The clinic was founded by Jean Oury. A young psychiatrist who gained invaluable experience in experimental therapy at the famous Saint-Alban Psychiatric Hospital, the result of a World War II preponderance on the advancement of the movement of institutional psychotherapy. He was influenced by innovative therapists such as Paul Balvet, Lucien Bonnafé, the philosopher Georges Canguilhem, and the poet Paul Éluard.

History

The psychiatric practice of Oury's clinic would be ever-searching in its analysis of the relations between the "patients" and the "psychotherapists". It borrowed the idea of Hermann Simon that it is necessary to look after the establishment and to look after each patient, while returning initiative and responsibility to them by developing situations in which they can work and express their creativity. From François Tosquelles, Paul Bavet, Andre Chaurand and Lucien Bonnafé the clinic also took the lead in the development of a new practice of the psychiatry, in which "care, research and formation" are integrated in a collective step.

Since the mid-50s Félix Guattari became a fixture at La Borde, revolutionizing its practice and organization and producing alongside Oury a large body of theoretical work on the practice and theory of schizoanalysis, set in practice at La Borde, and popularized in his 1972 collaboration with the philosopher Gilles Deleuze, Anti-Œdipus.[1]
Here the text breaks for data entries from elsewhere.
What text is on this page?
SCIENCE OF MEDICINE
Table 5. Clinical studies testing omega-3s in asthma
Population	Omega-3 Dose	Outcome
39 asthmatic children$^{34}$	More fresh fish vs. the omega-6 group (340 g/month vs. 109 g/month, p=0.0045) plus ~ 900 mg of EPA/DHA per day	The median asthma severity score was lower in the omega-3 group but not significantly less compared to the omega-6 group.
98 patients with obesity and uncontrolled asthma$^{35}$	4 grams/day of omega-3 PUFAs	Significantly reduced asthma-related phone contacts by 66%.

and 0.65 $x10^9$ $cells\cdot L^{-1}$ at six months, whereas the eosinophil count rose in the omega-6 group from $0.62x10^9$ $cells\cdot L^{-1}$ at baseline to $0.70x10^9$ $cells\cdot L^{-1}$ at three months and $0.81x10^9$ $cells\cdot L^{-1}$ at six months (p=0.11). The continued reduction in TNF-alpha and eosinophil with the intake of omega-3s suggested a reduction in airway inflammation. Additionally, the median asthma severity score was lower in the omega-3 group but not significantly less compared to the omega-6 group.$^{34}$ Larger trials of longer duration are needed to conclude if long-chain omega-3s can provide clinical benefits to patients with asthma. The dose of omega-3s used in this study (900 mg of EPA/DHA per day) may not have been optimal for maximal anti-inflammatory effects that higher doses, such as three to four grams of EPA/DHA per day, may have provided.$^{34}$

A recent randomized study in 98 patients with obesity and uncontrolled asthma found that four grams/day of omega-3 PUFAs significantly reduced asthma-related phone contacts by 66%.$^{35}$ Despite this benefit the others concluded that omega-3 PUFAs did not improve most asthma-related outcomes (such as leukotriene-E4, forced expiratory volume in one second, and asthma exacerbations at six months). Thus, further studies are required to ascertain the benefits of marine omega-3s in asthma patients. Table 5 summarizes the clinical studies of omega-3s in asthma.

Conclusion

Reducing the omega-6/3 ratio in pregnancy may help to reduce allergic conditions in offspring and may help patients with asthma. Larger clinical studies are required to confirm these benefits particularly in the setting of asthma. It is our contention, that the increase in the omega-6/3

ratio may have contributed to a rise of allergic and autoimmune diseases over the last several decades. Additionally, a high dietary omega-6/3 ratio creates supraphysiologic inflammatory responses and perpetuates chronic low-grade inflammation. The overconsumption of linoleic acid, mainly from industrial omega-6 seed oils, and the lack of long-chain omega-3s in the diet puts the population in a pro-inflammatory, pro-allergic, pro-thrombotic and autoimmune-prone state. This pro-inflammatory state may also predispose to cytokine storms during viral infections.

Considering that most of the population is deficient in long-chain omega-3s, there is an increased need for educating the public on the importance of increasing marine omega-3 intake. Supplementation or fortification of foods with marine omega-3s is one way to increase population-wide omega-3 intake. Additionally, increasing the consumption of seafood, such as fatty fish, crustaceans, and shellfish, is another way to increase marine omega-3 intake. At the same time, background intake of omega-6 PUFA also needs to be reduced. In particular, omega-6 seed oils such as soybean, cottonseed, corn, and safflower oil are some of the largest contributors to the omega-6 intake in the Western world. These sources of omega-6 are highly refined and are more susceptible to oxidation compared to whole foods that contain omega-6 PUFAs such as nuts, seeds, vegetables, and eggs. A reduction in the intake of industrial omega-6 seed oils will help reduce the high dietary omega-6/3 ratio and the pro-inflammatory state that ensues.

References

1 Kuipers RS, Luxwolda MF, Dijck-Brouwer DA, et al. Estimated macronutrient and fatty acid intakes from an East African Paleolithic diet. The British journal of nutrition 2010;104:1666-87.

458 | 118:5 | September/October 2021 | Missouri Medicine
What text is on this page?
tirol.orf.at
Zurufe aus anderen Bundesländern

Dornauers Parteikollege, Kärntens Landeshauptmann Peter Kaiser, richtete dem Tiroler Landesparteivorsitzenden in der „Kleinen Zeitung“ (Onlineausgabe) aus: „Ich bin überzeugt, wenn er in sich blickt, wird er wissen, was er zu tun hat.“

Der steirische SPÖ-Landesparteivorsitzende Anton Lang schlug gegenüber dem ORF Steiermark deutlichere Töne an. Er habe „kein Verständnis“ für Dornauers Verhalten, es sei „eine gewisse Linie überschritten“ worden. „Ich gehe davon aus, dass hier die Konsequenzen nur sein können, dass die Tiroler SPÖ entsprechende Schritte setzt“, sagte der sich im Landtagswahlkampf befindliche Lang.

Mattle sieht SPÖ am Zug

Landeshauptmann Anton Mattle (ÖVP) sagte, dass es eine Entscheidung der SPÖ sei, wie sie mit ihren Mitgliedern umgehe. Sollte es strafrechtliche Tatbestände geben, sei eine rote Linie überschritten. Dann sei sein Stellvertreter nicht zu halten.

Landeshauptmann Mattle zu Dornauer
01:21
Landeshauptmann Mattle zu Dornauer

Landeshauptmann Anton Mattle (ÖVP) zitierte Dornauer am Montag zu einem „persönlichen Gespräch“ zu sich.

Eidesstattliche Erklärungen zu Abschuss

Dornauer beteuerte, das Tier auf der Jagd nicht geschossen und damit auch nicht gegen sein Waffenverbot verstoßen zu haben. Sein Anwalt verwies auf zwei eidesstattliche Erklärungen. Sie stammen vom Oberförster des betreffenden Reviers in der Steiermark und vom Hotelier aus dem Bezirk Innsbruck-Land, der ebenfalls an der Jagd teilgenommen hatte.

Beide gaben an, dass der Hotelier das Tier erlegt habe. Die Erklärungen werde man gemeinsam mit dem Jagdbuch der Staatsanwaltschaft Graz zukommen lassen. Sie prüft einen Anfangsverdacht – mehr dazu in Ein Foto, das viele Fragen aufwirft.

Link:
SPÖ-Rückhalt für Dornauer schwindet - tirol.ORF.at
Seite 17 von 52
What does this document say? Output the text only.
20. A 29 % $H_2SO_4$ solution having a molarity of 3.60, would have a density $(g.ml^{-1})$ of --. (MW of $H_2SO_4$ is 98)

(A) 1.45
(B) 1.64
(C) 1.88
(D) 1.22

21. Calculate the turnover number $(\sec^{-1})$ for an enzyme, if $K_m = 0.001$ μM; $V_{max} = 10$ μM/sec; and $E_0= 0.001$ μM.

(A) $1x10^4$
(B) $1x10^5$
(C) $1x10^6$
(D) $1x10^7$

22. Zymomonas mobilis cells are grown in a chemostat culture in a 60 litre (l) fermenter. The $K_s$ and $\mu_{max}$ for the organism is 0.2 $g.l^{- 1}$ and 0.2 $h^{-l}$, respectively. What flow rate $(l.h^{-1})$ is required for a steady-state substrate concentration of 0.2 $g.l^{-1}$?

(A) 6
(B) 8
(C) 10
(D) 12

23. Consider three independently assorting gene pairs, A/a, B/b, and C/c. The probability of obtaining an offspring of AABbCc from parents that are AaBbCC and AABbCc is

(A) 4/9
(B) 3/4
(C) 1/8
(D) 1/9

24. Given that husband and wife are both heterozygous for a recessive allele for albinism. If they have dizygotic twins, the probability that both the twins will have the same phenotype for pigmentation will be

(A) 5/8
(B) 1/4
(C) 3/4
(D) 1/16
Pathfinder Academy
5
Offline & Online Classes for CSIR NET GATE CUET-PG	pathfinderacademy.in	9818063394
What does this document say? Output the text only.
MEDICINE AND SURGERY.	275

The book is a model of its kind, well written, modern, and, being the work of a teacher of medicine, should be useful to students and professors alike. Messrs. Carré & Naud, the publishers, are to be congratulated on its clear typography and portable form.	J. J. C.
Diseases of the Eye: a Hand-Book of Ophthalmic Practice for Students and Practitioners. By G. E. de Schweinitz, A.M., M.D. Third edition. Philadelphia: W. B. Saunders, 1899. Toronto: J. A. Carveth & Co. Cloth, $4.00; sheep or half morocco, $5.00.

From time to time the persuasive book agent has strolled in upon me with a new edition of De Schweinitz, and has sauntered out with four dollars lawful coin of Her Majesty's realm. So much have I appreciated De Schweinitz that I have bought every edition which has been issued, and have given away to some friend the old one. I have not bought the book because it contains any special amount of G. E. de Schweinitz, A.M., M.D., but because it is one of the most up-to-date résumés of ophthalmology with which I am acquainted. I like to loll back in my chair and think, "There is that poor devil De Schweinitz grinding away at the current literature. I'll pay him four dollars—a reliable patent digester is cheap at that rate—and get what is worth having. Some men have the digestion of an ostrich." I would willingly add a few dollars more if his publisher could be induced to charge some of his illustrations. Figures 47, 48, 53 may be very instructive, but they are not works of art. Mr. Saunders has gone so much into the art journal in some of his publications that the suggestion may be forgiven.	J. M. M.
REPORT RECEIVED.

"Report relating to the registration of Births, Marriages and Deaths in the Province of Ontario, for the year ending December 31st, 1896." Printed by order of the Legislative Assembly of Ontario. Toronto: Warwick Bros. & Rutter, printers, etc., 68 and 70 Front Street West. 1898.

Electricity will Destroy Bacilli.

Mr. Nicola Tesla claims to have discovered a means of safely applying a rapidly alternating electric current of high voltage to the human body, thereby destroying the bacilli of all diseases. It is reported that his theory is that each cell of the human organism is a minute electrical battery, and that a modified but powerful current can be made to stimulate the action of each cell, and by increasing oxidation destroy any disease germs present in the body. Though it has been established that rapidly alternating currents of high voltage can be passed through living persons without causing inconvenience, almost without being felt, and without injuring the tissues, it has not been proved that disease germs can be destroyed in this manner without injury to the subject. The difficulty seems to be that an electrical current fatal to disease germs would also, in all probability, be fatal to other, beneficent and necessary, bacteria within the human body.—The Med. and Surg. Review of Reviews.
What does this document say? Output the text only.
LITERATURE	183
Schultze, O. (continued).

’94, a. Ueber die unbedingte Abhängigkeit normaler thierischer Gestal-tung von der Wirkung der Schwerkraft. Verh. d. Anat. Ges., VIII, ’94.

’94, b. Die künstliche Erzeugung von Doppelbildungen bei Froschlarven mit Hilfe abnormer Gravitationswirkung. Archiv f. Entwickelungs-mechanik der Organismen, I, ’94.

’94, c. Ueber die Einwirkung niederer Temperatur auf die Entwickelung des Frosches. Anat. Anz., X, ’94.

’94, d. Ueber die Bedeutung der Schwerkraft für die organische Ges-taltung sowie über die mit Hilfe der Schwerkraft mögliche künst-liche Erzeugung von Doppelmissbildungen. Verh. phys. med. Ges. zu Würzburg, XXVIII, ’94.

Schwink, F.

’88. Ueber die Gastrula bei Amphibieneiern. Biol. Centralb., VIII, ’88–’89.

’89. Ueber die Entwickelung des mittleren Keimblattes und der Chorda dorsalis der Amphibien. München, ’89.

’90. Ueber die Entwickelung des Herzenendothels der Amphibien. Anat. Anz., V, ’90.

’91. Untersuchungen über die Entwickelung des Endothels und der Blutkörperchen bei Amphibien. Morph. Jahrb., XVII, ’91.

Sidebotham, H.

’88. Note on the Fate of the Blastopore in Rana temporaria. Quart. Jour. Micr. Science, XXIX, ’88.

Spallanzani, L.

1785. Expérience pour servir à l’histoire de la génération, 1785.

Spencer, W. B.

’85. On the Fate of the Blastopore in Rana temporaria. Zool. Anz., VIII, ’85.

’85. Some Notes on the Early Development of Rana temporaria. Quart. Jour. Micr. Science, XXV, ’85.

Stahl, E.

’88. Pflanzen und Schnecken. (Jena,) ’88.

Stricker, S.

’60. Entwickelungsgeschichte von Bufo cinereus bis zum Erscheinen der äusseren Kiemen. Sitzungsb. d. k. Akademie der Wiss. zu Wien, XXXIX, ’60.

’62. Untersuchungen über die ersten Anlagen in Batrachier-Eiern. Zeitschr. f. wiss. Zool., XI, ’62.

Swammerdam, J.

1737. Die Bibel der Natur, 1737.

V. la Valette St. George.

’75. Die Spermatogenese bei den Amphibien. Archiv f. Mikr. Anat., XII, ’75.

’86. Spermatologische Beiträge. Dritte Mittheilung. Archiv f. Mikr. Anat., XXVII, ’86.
Among the many distinctive aspects of La Borde is the annual summer tradition in which the "boarders" and staff work together to perform a play, choosing from among the world's greatest classical works. Nicolas Philibert, the documentary film-maker best known in the English-speaking world for his Être et avoir, made a documentary set at La Borde entitled Every Little Thing (French La Moindre des choses). The film was released in 1997 and follows the patients and staff staging their production of Operette by Witold Gombrowicz.[2]